Knights of the Crown (Dragonlance Warriors, Vol. 1)
Author: Roland Green
Publisher: Wizards of the Coast
Published Date: March 1, 1995
Review based on: Mass Market Paperback
Review Date: April 29, 2004
Reviewer: garbagetool

Overall: 3 Lasting Appeal: 2
Plot: 2 Characters: 3

No Book Description Available

I came into this novel expecting a great read for some reason. I mean how could a story about knights be so bad. They like to kill things over and I like reading about stuff being killed. I was a bit surprised when the story focuses on a thief who becomes a knight. As a book it's is ok (being readable from start to end), however at times the novel tends to drag alot. The plot keeps shifting between different characters like Pirvan, Grimsoar, and Gerik. You get introduced to a bunch of characters who take up alot of room space wise in the novel and yet aren't very important. They have no depth and end up dying before you even have one iota of a reason to care for them. As for why the thief becomes a knight, apparently the adventure was reason enough for the knighthood to desire him among their ranks (admittedly even the recruiter mentioned that the knights were getting a bit desperate for members). The adventure while has a plot and shows how it MIGHT affect the world in a larger sense just doesn't have the sense of danger or urgency in it. Oh sure some bad guy has an evil dragon and they might decide to take over the world using the one dragon as his power base but of course the good guys get a good dragon very early in the novel as well so there's no real sense of doom.

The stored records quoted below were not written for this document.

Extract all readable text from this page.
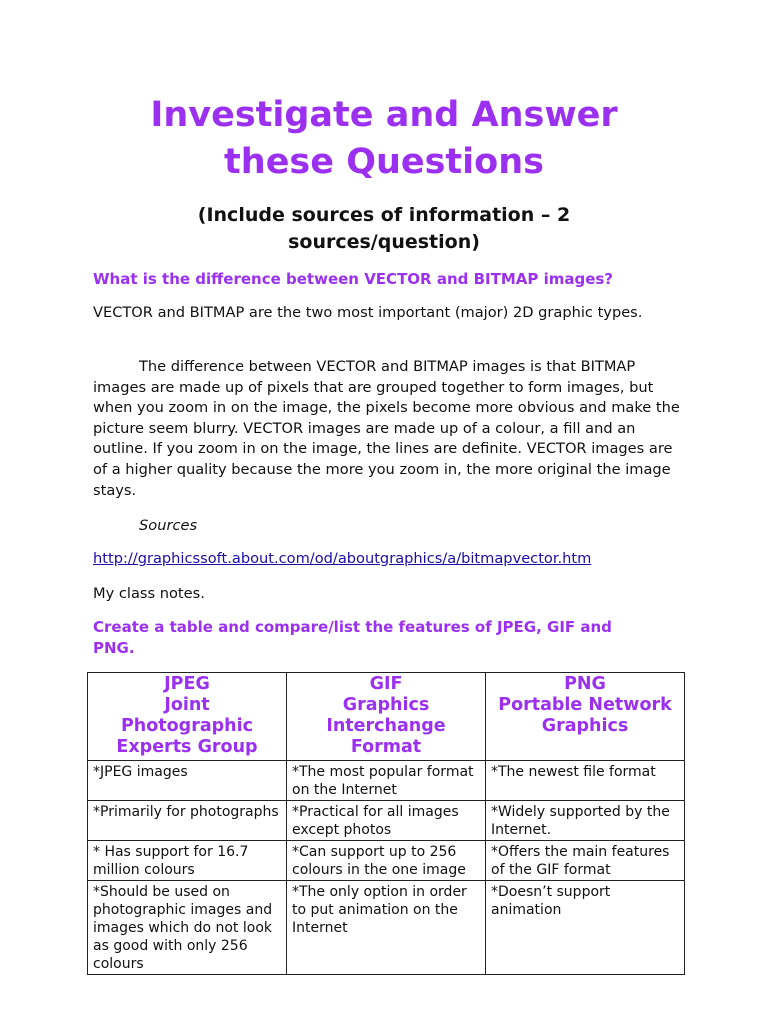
Investigate and Answer
these Questions
(Include sources of information – 2
sources/question)

What is the difference between VECTOR and BITMAP images?

VECTOR and BITMAP are the two most important (major) 2D graphic types.

The difference between VECTOR and BITMAP images is that BITMAP images are made up of pixels that are grouped together to form images, but when you zoom in on the image, the pixels become more obvious and make the picture seem blurry. VECTOR images are made up of a colour, a fill and an outline. If you zoom in on the image, the lines are definite. VECTOR images are of a higher quality because the more you zoom in, the more original the image stays.

Sources

http://graphicssoft.about.com/od/aboutgraphics/a/bitmapvector.htm

My class notes.

Create a table and compare/list the features of JPEG, GIF and
PNG.

JPEG
Joint
Photographic
Experts Group	GIF
Graphics
Interchange
Format	PNG
Portable Network
Graphics

*JPEG images	*The most popular format on the Internet	*The newest file format
*Primarily for photographs	*Practical for all images except photos	*Widely supported by the Internet.
* Has support for 16.7 million colours	*Can support up to 256 colours in the one image	*Offers the main features of the GIF format
*Should be used on photographic images and images which do not look as good with only 256 colours	*The only option in order to put animation on the Internet	*Doesn’t support animation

I think that's another reason the plot fails in this novel, you know that this story is a flashback and that Pirvan will become a knight in the first chapter of the novel. You can't really care about a main character as he goes through various trials if you know he'll be ok.

I recommend this novel to anyone who MUST collect all DragonLance novels ever made. For all other readers, I recommend checking for this at a library. It's definately not worth reading more than once.